For a specialist career in nursing informatics, you'll need to have already completed nursing training and be a registered nurse. A majority of respondents to the 2011 Healthcare Information and Management Systems Society (HIMSS) revealed that they had no formal training or education in informatics (www.himss.org). However, graduate-level certificate programs in health informatics and master's degree programs in nursing informatics are available if you do want formal training. You can expect to complete a certificate program in a year or a master's degree program in two years.

A health informatics certificate examines ways of using medical information and information technology to develop better health information systems. Your training may cover the application of health information in medical research, public health, clinical care and pharmacy services. Course topics might include healthcare project management, bioinformatics and data mining.

Master's degree programs in nursing informatics synthesize concepts from computer science, information science and nursing as well as exploring their application in the provision of healthcare, nursing research and patient education. You'll learn to analyze data, assess the efficacy of medical information systems and design or refine a system. Programs assign you to at least one clinical rotation in informatics. Course subjects might include advanced nursing practice, Web-based information systems and network maintenance. Some programs are available online.

What Certification is Available?

You can gain certification in nursing informatics from HIMSS and from the American Nurses Credentialing Center (ANCC). The ANCC certification exam is computer-based and thus accessible year-round. To be eligible for this exam, you must hold an RN license, a bachelor's degree, two years of full-time nursing experience and 30 hours of informatics continuing education. Additionally, you'll need to have completed a designated number of hours or informatics nursing and collegiate-level informatics coursework or a combination of the two.

HIMSS offers the Certified Professional in Healthcare Information and Management Systems (CPHIMS) certification. To be eligible, you must have a bachelor's degree and five years of information management experience or a graduate degree and three years of information management experience. For bachelor's degree holders, three of the five years must be healthcare-related. For graduate degree holders, two of the three years must be healthcare-related. The exam consists of 115 multiple-choice questions. CPHIMS certification is valid for three years, after which you need to renew it.

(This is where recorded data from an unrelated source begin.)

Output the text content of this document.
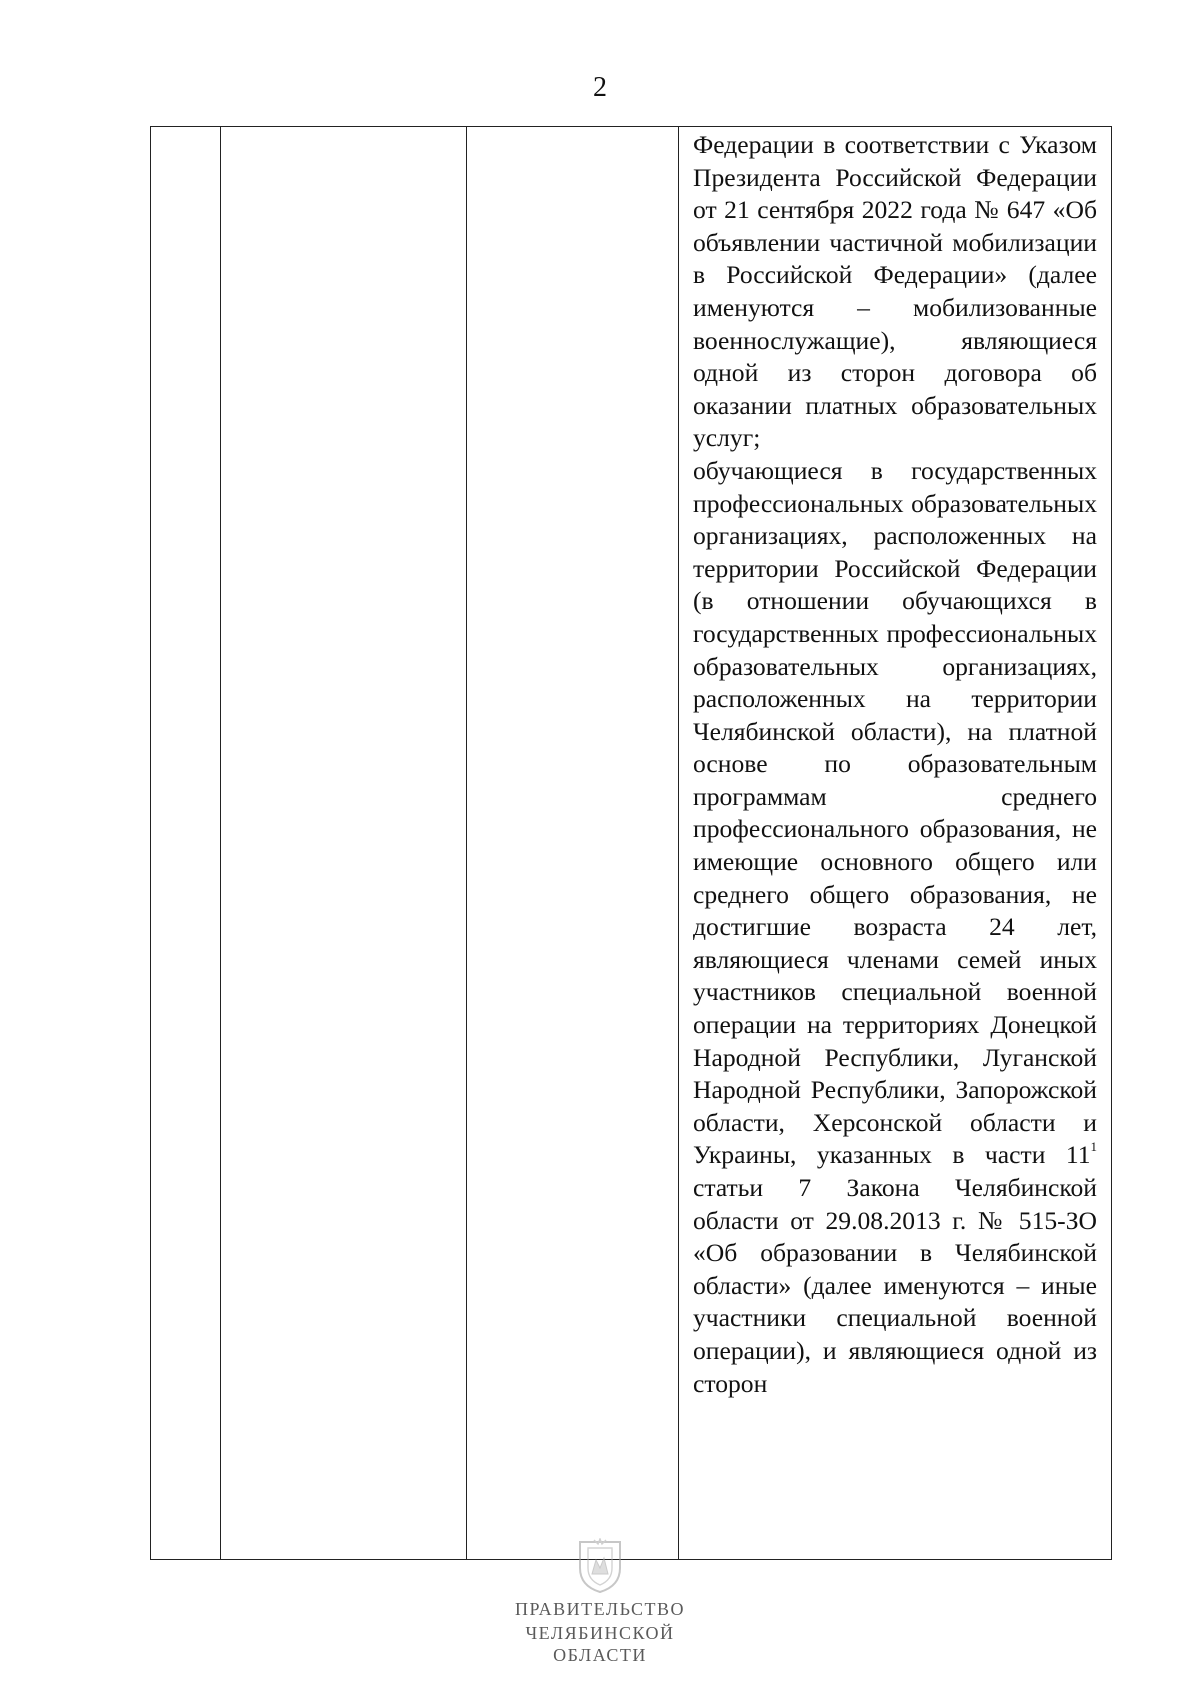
2

Федерации в соответствии с Указом Президента Российской Федерации от 21 сентября 2022 года № 647 «Об объявлении частичной мобилизации в Российской Федерации» (далее именуются – мобилизованные военнослужащие), являющиеся одной из сторон договора об оказании платных образовательных услуг;

обучающиеся в государственных профессиональных образовательных организациях, расположенных на территории Российской Федерации (в отношении обучающихся в государственных профессиональных образовательных организациях, расположенных на территории Челябинской области), на платной основе по образовательным программам среднего профессионального образования, не имеющие основного общего или среднего общего образования, не достигшие возраста 24 лет, являющиеся членами семей иных участников специальной военной операции на территориях Донецкой Народной Республики, Луганской Народной Республики, Запорожской области, Херсонской области и Украины, указанных в части $11^1$ статьи 7 Закона Челябинской области от 29.08.2013 г. № 515-ЗО «Об образовании в Челябинской области» (далее именуются – иные участники специальной военной операции), и являющиеся одной из сторон

ПРАВИТЕЛЬСТВО
ЧЕЛЯБИНСКОЙ ОБЛАСТИ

Where Do Professionals Work?

Your leading employment options are hospitals, insurers and other healthcare services firms, as well as postsecondary schools, consulting firms, government agencies and ambulatory care providers. The HIMSS survey shows that hospitals are the largest employer. According to O*Net Online (www.onetonline.org), approximately 532,000 informatics nurse specialists were employed as of 2008. Employment is projected to grow more than 20% from 2008-2018. Demand for nurse informatics specialists will be driven by increased adoption of information technology in medical care.

What Salary Could I Earn?

The HIMSS survey showed that the average salary of nursing informatics specialists was $98,702 in 2011, up from $83,675 in 2007 and $69,500 in 2004. The median was $88,000. Geographically, the best salaries were in the Pacific and New England regions, which had the highest averages at $116,716 and $123,611, respectively. Certification also had a notable impact on salaries - specialists without certification earned $93,787 and those with certification earned $119,644.